We use the notation of Nei 1987. That notation was for loci with \(m\) alleles, but in our case we only have two alleles, so m=2.

  • Within population observed heterozygosity \(\hat{h}_o\) for a locus with \(m\) alleles is defined as:
    \(\hat{h}_o= 1-\sum_{k=1}^{s} \sum_{i=1}^{m} \hat{X}_{kii}/s\)
    where
    \(\hat{X}_{kii}\) represents the proportion of homozygote \(i\) in the sample for the \(k\)th population and
    \(s\) the number of populations,
    following equation 7.38 in Nei(1987) on pp.164.

  • Within population expected heterozygosity (gene diversity) \(\hat{h}_s\) for a locus with \(m\) alleles is defined as:
    \(\hat{h}_s=(\tilde{n}/(\tilde{n}-1))[1-\sum_{i=1}^{m}\bar{\hat{x}_i^2}-\hat{h}_o/2\tilde{n}]\)
    where
    \(\tilde{n}=s/\sum_k 1/n_k\) (i.e the harmonic mean of \(n_k\)) and
    \(\bar{\hat{x}_i^2}=\sum_k \hat{x}_{ki}^2/s\)
    following equation 7.39 in Nei(1987) on pp.164.

  • Total heterozygosity (total gene diversity) \(\hat{h}_t\) for a locus with \(m\) alleles is defined as:
    \(\hat{h}_t = 1-\sum_{i=1}^{m} \bar{\hat{x}_i^2} + \hat{h}_s/(\tilde{n}s) - \hat{h}_o/(2\tilde{n}s)\)
    where
    \(\hat{x}_i=\sum_k \hat{x}_{ki}/s\)
    following equation 7.40 in Nei(1987) on pp.164.

  • The amount of gene diversity among samples \(D_{ST}\) is defined as:
    \(D_{ST} = \hat{h}_t - \hat{h}_s\)
    following the equation provided in the text at the top of page 165 in Nei(1987).

  • The corrected amount of gene diversity among samples \(D'_{ST}\) is defined as:
    \(D'_{ST} = (s/(s-1))D'_{ST}\)
    following the equation provided in the text at the top of page 165 in Nei(1987).

  • Total corrected heterozygosity (total gene diversity) \(\hat{h}_t\) is defined as:
    \(\hat{h'}_t = \hat{h}_s + D'_{ST}\)
    following the equation provided in the text at the top of page 165 in Nei(1987).

  • \(\hat{F}_{IS}\) is defined as:
    \(\hat{F}_{IS} = 1 - \hat{h}_o/\hat{h}_s\)
    following equation 7.41 in Nei(1987) on pp.164.

  • \(\hat{F}_{ST}\) is defined as:
    \(\hat{F}_{ST} = 1 - \hat{h}_s/\hat{h}_t = D_{ST}/\hat{h}_t\)
    following equation 7.43 in Nei(1987) on pp.165.

  • \(\hat{F'}_{ST}\) is defined as:
    \(\hat{F'}_{ST} = D'_{ST}/\hat{h'}_t\)
    following the explanation provided in the text at the top of page 165 in Nei(1987).

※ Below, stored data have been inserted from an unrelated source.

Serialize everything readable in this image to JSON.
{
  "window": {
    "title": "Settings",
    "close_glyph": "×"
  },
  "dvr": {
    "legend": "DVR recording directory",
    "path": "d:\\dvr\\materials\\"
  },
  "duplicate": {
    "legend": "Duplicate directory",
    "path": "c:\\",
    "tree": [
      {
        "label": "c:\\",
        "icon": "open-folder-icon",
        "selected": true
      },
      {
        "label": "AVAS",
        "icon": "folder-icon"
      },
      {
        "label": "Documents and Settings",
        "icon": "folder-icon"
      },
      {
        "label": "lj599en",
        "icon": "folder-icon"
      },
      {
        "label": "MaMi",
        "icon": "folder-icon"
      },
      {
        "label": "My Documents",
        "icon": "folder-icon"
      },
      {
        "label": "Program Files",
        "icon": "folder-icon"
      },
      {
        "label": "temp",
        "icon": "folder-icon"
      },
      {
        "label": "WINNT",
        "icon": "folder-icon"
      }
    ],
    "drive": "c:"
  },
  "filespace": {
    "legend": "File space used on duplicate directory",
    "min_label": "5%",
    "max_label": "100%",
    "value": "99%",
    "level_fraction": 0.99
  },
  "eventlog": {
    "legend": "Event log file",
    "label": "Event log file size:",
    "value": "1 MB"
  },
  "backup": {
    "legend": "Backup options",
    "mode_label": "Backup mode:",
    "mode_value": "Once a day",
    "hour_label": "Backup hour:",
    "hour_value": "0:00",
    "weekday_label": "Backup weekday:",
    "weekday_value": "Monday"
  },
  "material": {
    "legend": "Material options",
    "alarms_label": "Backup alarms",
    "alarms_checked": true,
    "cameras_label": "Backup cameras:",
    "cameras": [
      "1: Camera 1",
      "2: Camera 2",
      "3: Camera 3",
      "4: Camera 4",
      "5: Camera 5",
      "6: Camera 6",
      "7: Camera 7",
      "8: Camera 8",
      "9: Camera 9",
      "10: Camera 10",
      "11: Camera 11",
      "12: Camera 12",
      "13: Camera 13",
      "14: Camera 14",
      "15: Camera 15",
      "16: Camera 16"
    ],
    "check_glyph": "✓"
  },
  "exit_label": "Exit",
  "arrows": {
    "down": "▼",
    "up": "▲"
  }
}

  • Jost's \(\hat{D}\) is defined as:
    \(\hat{D} = (s/(s-1))((\hat{h'}_t-\hat{h}_s)/(1-\hat{h}_s))\)
    as defined by Jost(2008)

All these statistics are first computed by locus, and then averaged across loci (including any monorphic locus) to obtain genome-wide values. The function uses the same algorithm as hierfstat::basic.stats() but is optimized for speed and memory usage.

References

Nei M, Chesser R (1983) Estimation of fixation indexes and gene diversities. Annals of Human Genetics, 47, 253-259. Nei M. (1987) Molecular Evolutionary Genetics. Columbia University Press, pp. 164-165. Jost L (2008) GST and its relatives do not measure differentiation. Molecular Ecology, 17, 4015-4026.